What is Nuclera’s new membrane protein workflow and how does it work?
We have developed a microfluidic-based solution to tackle challenges associated with production of membrane proteins head-on. Our latest advancement—an expansion of the eProtein Discovery™ system—introduces a dedicated membrane protein workflow that enables researchers to study these complex biomolecules rapidly, reliably, and without reliance on traditional cell-based expression systems.
Our approach integrates cell-free protein synthesis with microfluidic technology and lipid nanodiscs. In essence, the workflow co-translationally incorporates newly synthesized membrane proteins into pre-assembled nanodiscs—tiny, discoidal lipid bilayers stabilized by scaffold proteins. These nanodiscs mimic the protein’s native environment, preserving proper folding and functionality.
Active membrane proteins are synthesized within 48 hours, directly usable for binding assays, structural studies, or downstream applications, without requiring detergent purification or reconstitution.
How have scientists used eProtein Discovery™ to study membrane protein biology?

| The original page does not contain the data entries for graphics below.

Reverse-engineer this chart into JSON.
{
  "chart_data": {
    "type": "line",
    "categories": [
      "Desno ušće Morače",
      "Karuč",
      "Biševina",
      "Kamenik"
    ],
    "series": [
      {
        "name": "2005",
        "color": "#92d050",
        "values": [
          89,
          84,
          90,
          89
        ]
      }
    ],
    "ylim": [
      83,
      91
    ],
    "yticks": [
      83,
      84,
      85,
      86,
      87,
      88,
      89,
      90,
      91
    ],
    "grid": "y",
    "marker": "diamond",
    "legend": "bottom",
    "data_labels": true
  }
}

The power of our system is already being demonstrated in cutting-edge research. For instance, Nuclera scientists using eProtein Discovery™ recently explored the expression and functional analysis of the human β2-adrenergic receptor, a prototypical GPCR and a critical target for cardiovascular and respiratory diseases. With our system, they were able to generate receptor-loaded nanodiscs rapidly and evaluate ligand binding in the same experiment—providing real-time insights into receptor-ligand interactions.

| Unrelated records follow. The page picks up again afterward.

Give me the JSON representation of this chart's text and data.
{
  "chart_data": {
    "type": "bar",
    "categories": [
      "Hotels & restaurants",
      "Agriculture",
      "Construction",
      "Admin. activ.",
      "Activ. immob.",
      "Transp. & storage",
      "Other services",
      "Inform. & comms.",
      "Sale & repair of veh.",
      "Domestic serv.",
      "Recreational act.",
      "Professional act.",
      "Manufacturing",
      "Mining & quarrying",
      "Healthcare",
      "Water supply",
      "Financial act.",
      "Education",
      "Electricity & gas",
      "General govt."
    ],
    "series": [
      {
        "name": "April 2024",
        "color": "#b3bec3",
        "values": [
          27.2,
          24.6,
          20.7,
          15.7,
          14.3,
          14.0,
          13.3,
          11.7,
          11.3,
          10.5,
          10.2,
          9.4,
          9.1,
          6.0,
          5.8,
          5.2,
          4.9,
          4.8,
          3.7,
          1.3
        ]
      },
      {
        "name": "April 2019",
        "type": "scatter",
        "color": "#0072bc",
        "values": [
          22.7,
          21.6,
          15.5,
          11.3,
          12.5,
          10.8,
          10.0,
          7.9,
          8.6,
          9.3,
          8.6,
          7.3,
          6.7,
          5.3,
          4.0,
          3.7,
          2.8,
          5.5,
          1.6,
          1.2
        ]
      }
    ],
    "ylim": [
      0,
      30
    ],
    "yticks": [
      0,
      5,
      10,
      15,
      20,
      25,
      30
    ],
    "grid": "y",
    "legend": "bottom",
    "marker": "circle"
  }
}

Another case involves Nuclera researchers investigating multidrug resistance proteins—key players in chemotherapy resistance. These membrane-bound transporters were expressed and functionally validated using our system , helping identify small molecules that modulate efflux activity. Such findings could pave the way for new strategies in overcoming drug resistance in cancer therapy.

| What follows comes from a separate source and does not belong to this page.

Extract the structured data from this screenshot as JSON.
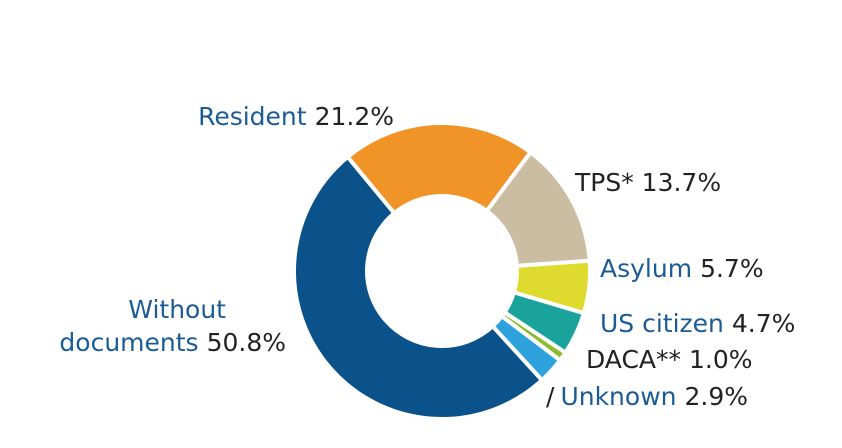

Both examples illustrate how our membrane protein workflow enables high-throughput, hypothesis-driven experimentation that was previously out of reach.
The eProtein Discovery™ system co-translationally incorporates newly synthesized membrane proteins into tiny, discoidal lipid bilayers stabilized by scaffold proteins, mimicking the native environment and preserving membrane protein folding and functionality.
iStock, Love Employee
What excites you the most about the future of microfluidic-based membrane protein workflows?
What excites us most about the future is the scalability and accessibility that microfluidic-based systems like eProtein Discovery™ offer. Scientists no longer need to spend weeks troubleshooting expression systems or purifying proteins. Instead, they can shift focus to experimentation, iteration, and discovery.
Microfluidic technology is democratizing access to high-quality protein studies. By removing technical barriers and compressing timelines, these systems are empowering more labs—from academia to biotech—to interrogate membrane protein biology with unprecedented speed and precision.
Moreover, the flexibility of these systems makes them ideal for difficult-to-express proteins, rare variants, or structure-function screens that were previously cost- or labor-prohibitive.
- Overington JP, et al. How many drug targets are there? Nat Rev Drug Discov. 2006;5(12):993-6.